The incident passed, but Jessica had a similar experience later that week and was admitted to the hospital. In December, following yet another episode, during which she could not lift one of her arms, she came under the care of Matthew Flaherty, MD, Assistant Professor of Neurology at UC and a member of The Neuroscience Institute. After ordering several tests, including conventional cerebral angiography, Dr. Flaherty made the diagnosis of moyamoya disease. He then referred Jessica to Dr. Zuccarello for surgery.
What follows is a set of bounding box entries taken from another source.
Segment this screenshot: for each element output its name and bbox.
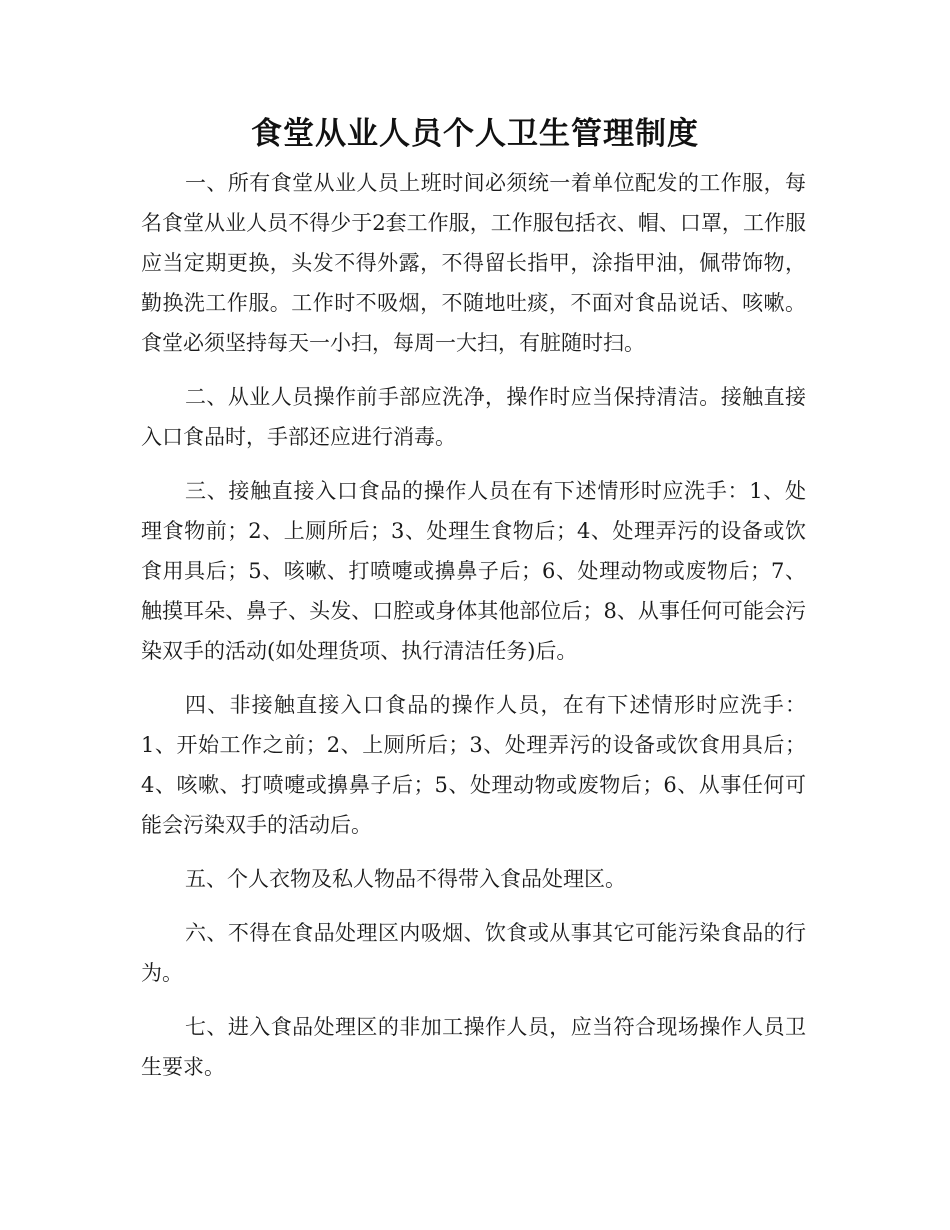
document-title: 食堂从业人员个人卫生管理制度 [251,116,699,152]
paragraph-7: 七、进入食品处理区的非加工操作人员，应当符合现场操作人员卫生要求。 [141,1015,806,1079]
paragraph-2: 二、从业人员操作前手部应洗净，操作时应当保持清洁。接触直接入口食品时，手部还应进行消毒。 [141,385,806,449]
paragraph-3: 三、接触直接入口食品的操作人员在有下述情形时应洗手：1、处理食物前；2、上厕所后；3、处理生食物后；4、处理弄污的设备或饮食用具后；5、咳嗽、打喷嚏或擤鼻子后；6、处理动物或废物后；7、触摸耳朵、鼻子、头发、口腔或身体其他部位后；8、从事任何可能会污染双手的活动(如处理货项、执行清洁任务)后。 [141,479,806,663]
paragraph-6: 六、不得在食品处理区内吸烟、饮食或从事其它可能污染食品的行为。 [141,921,806,985]
document-body [141,163,806,1101]
paragraph-5: 五、个人衣物及私人物品不得带入食品处理区。 [185,867,626,891]
paragraph-4: 四、非接触直接入口食品的操作人员，在有下述情形时应洗手：1、开始工作之前；2、上厕所后；3、处理弄污的设备或饮食用具后；4、咳嗽、打喷嚏或擤鼻子后；5、处理动物或废物后；6、从事任何可能会污染双手的活动后。 [141,693,806,837]
paragraph-1: 一、所有食堂从业人员上班时间必须统一着单位配发的工作服，每名食堂从业人员不得少于2套工作服，工作服包括衣、帽、口罩，工作服应当定期更换，头发不得外露，不得留长指甲，涂指甲油，佩带饰物，勤换洗工作服。工作时不吸烟，不随地吐痰，不面对食品说话、咳嗽。食堂必须坚持每天一小扫，每周一大扫，有脏随时扫。 [141,171,806,355]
Prior to surgery, Jessica's mother, Mary, knew that her daughter wasn't herself. She seemed listless and less responsive than usual. "She let the bath water run without turning it off," Mary recalls. "It happened twice. I said, ‘Do you see what's happening?' "
The treatment for moyamoya, which is not widely offered, involves surgically bypassing the blocked arteries. In the most delicate and technically challenging bypass procedure, called an extracranial-intracranial bypass, Dr. Zuccarello connects the superficial temporal artery from the scalp outside the skull to the middle cerebral artery inside the skull.
For Mary, sitting anxiously in the waiting room, the procedure seemed endless. But for Jessica, it was remarkably routine. The six-hour operation took place on a Thursday, and Jessica went home the next day.
“Having surgery wasn't as scary as having a stroke,” she says.
Hope Story Disclaimer - "Jess's Story" is about one patient's health-care experience. Please bear in mind that because every patient is unique, individual patients may respond to treatment in different ways. Results are influenced by many factors and may vary from patient to patient.